Data Quality Assessment: Value Domain Compliance

Melissa Team | Analyzing Data, Analyzing Data Quality, Data Profiling, Data Quality, Data Quality Assessment, USPS | , , , ,

By David Loshin

To continue the review of techniques for using column value analysis for assessing data quality, we can build on a concept I brought up in my last post about format and pattern analysis and the reasonableness of data values, namely whether the set of values that appear in the column complies with the set of allowable data values altogether.

Many business applications rely on well-defined reference data sets, especially for contact information and product data. These reference data sets are often managed as master data, with the values enumerated in a shared space. For example, a conceptual data domain for the states of the United States can be represented using an enumerated list of 2-character codes as provided by the United States Postal Service (USPS).

That list establishes a set of valid values, which can be used for verification for any dataset column that is supposed to use that format to represent states of the United States.

A good data profiling tool can be configured to perform yet another column analysis that verifies that each value that appears in the column coincides with one of those in the enumerated master reference set. After the values have been scanned and their number of occurrences tallied, the set of unique values can be traversed and each value compared against the reference set.

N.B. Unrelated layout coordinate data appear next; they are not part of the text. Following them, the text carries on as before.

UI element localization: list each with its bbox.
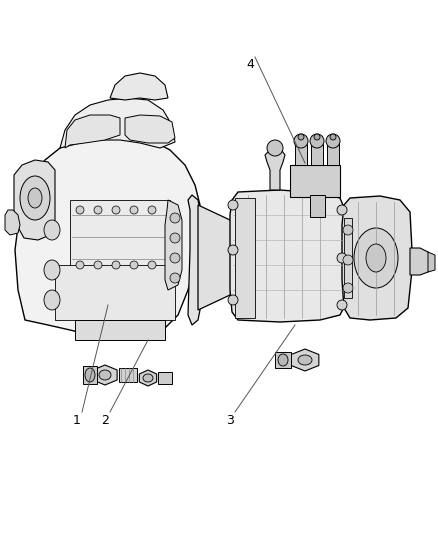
Text: 4: 4 — [246, 59, 254, 71]
Ellipse shape — [310, 134, 324, 148]
Polygon shape — [198, 205, 235, 310]
Polygon shape — [5, 210, 20, 235]
Polygon shape — [342, 196, 412, 320]
Ellipse shape — [228, 295, 238, 305]
Ellipse shape — [94, 206, 102, 214]
Polygon shape — [60, 98, 175, 148]
Polygon shape — [110, 73, 168, 100]
Text: 3: 3 — [226, 414, 234, 426]
Ellipse shape — [94, 261, 102, 269]
Ellipse shape — [99, 370, 111, 380]
Bar — [235, 198, 255, 318]
Ellipse shape — [44, 290, 60, 310]
Ellipse shape — [267, 140, 283, 156]
Ellipse shape — [228, 200, 238, 210]
Polygon shape — [428, 252, 435, 272]
Bar — [344, 218, 352, 298]
Ellipse shape — [148, 261, 156, 269]
Ellipse shape — [337, 253, 347, 263]
Ellipse shape — [148, 206, 156, 214]
Ellipse shape — [130, 206, 138, 214]
Ellipse shape — [337, 205, 347, 215]
Polygon shape — [15, 138, 200, 338]
Ellipse shape — [366, 244, 386, 272]
Bar — [290, 165, 340, 197]
Ellipse shape — [298, 355, 312, 365]
Ellipse shape — [228, 245, 238, 255]
Ellipse shape — [20, 176, 50, 220]
Bar — [83, 366, 97, 384]
Ellipse shape — [76, 206, 84, 214]
Bar — [310, 195, 325, 217]
Bar — [275, 352, 291, 368]
Ellipse shape — [278, 354, 288, 366]
Ellipse shape — [343, 225, 353, 235]
Ellipse shape — [170, 253, 180, 263]
Ellipse shape — [170, 273, 180, 283]
Ellipse shape — [28, 188, 42, 208]
Ellipse shape — [294, 134, 308, 148]
Ellipse shape — [314, 134, 320, 140]
Text: 1: 1 — [73, 414, 81, 426]
Ellipse shape — [112, 261, 120, 269]
Ellipse shape — [343, 283, 353, 293]
Ellipse shape — [85, 368, 95, 382]
Ellipse shape — [130, 261, 138, 269]
Ellipse shape — [170, 233, 180, 243]
Ellipse shape — [326, 134, 340, 148]
Ellipse shape — [76, 261, 84, 269]
Ellipse shape — [44, 220, 60, 240]
Bar — [70, 200, 170, 280]
Bar — [295, 143, 307, 165]
Ellipse shape — [112, 206, 120, 214]
Ellipse shape — [330, 134, 336, 140]
Ellipse shape — [298, 134, 304, 140]
Polygon shape — [165, 200, 182, 290]
Polygon shape — [188, 195, 200, 325]
Bar — [119, 368, 137, 382]
Ellipse shape — [170, 213, 180, 223]
Bar — [327, 143, 339, 165]
Ellipse shape — [343, 255, 353, 265]
Polygon shape — [125, 115, 175, 143]
Polygon shape — [410, 248, 432, 275]
Polygon shape — [230, 190, 345, 322]
Polygon shape — [93, 365, 117, 385]
Ellipse shape — [337, 300, 347, 310]
Ellipse shape — [143, 374, 153, 382]
Polygon shape — [139, 370, 157, 386]
Text: 2: 2 — [101, 414, 109, 426]
Ellipse shape — [354, 228, 398, 288]
Polygon shape — [291, 349, 319, 371]
Bar — [75, 320, 165, 340]
Bar — [311, 143, 323, 165]
Ellipse shape — [44, 260, 60, 280]
Polygon shape — [65, 115, 120, 148]
Bar — [158, 372, 172, 384]
Bar — [55, 265, 175, 320]
Polygon shape — [14, 160, 55, 240]
Polygon shape — [265, 148, 285, 190]
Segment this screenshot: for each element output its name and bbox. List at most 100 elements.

Any values that appear in the column that do not appear in the reference set can be culled out as potential issues to be reviewed with the business subject matter expert.

In this blog series, we have looked at a number of methods that column value scanning and frequency analysis can be used as part of an objective review of potential data issues.

In a future series, we will look more closely at why these types of issues occur as well as methods for logging the issues with enough context and explanation to share with the business users and solicit their input for determination of severity and prioritization for remediation.